Kino

Im Labyrinth der Gefühle

© disney

In der neuen Pixar-Produktion „Alles steht Kopf“ gelingt Pete Docter mit einer Expedition durch das Gehirn eines Kindes ein Meisterwerk des Animationskinos.

Von Peter Angerer

Innsbruck –Im Realfilm werden die aufwändigen Träume des Kinos längst durch Computeranimationen hergestellt. Wenn sich ein hungriger Mensch und ein wildes Tier im Kampf um Nahrung wie in „Life of Pi: Schiffbruch mit Tiger“ belauern, weiß man, dass der Darsteller des Menschen vor grünen Wänden sitzt und alles andere in einem Computer generiert wurde. Die ersten Bilder von „Alles steht Kopf“, dem neuen Film aus den Pixar Animation Studios, liefern einen Schock. Es sind die bewegten Bilder eines Babys, das wie in einem Realfilm lacht und strampelt, aber im Gegenschuss wird schnell Entwarnung gegeben. Bei Animationsfilmen schlägt im Computer immer noch ein Kinderherz. Der Regisseur Pete Docter demonstriert nur, wozu die Technik in der Lage ist.

Mit Wohlgefallen beobachten die allegorischen Figuren für die gelbe Freude, die violette Angst, den grünen Ekel, die rote Wut und die blaue Traurigkeit die Fortschritte der kleinen Riley, die mit ihren Eltern in Minnesota lebt. Von ihrer Kommandozentrale aus steuern sie jede Regung und Bewegung des Mädchens, da schon kleine Stimmungsschwankungen so manches Malheur verhindern können. Jeder Moment des Lebens ist in einer gläsernen Kugel gespeichert, aber sobald die – in der deutschen Synchronfassung Kummer genannte – Traurigkeit eine dieser Kugeln berührt, verfärbt diese sich blau und sofort verfällt das Kindergesicht und die Tränen beginnen zu fließen. Mit ihrem infantilen Wesen hat sich Traurigkeit angewöhnt, durch das endlose Labyrinth der archivierten Erinnerungen zu schlendern und mit ihren Händen jede Kugel zu verändern. Plötzlich verwandelt sich ein glückliches Kinderleben in eine Abfolge deprimierender Ereignisse, die nur durch die Übersiedlung der Familie nach San Francisco übertroffen werden. Mit Riley kommt das einsamste und traurigste Mädchen in die Stadt.

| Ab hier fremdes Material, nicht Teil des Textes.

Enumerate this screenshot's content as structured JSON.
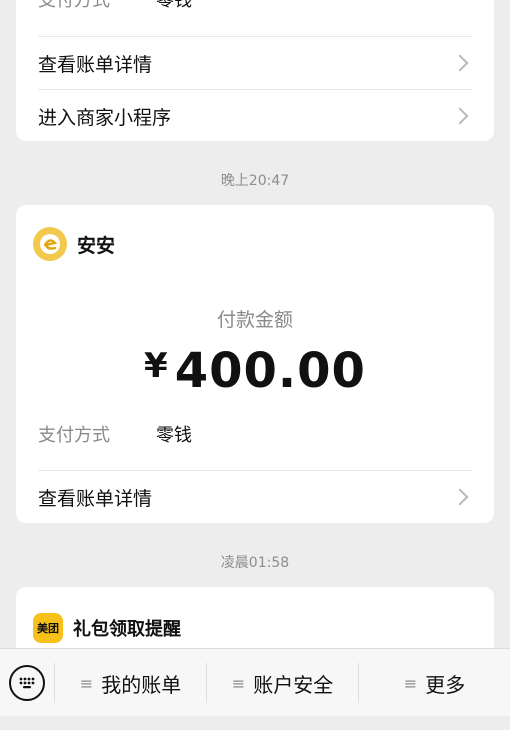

Gegen diesen emotionalen Verfall möchte Freude fünf positive Erinnerungen in das System einspielen, doch beim Versuch, die Kugeln vor Traurigkeit zu schützen, passiert die Katastrophe. Die immer gut gelaunte Freude stürzt mit der hilflosen Traurigkeit aus dem Kommandoturm des Gehirns, der ungewisse Weg zurück wird zu einer Expedition, wie sie zuletzt Leonardo DiCaprio absolvieren musste, um von einem Traum in den nächsten zu gelangen. An Komplexität steht Pete Docters „Alles steht Kopf“ in nichts Christopher Nolans „Inception“ nach, auch wenn dem Weltbild des Animationsfilms mit seinen putzigen Gefühlsdarstellern und seiner Sehnsucht nach Familien­idylle anzumerken ist, dass er letztlich aus dem Hause Disney kommt.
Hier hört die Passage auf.